As we remember, the main task of the search is to obtain the most relevant information in the shortest possible time. And in this we will be helped by the ranking of documents after we have filtered the documents by text query and applied the necessary filters and rights.

The easiest and cheapest way to make a ranking is to simply sort the documents by date. Some systems used to do this, for example, in the news or in real estate ads, so the user was shown the newest documents first.

Sometimes a ranking model by the number of words found in a document can be used, for example, when there are not so many documents, and we want to find all the documents in which at least one of the query words is found. In this case, those documents in which all the words from the query or more of them are found will be more relevant.

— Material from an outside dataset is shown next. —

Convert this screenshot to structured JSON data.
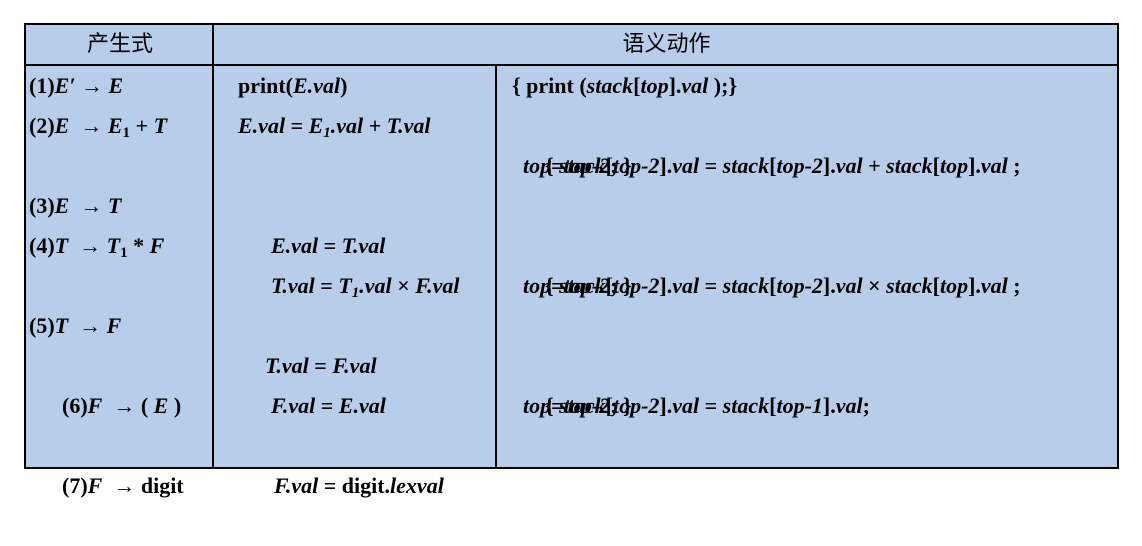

Of course, at present these methods have already become irrelevant, and they can rather be attributed to the history of the issue.

2.1 TF-IDF


TF-IDF (term frequency - inverse document frequency) is one of the most basic and most used ranking formulas. The essence of the formula is to reduce the importance of the terms used everywhere, for example, prepositions and interjections, and to make more meaningful terms that are rare, thereby showing documents with rare and more meaningful terms from the query. And now let's break the formula apart:

TF (term frequency) is the frequency of the term in the document. It is calculated simply:

TF term `java` = number of term` java` in the document / number of all terms in the document

IDF (inverse document frequency) - the inverse of the frequency with which the word is found in the collection of documents. Helps to reduce the weight of frequently used words.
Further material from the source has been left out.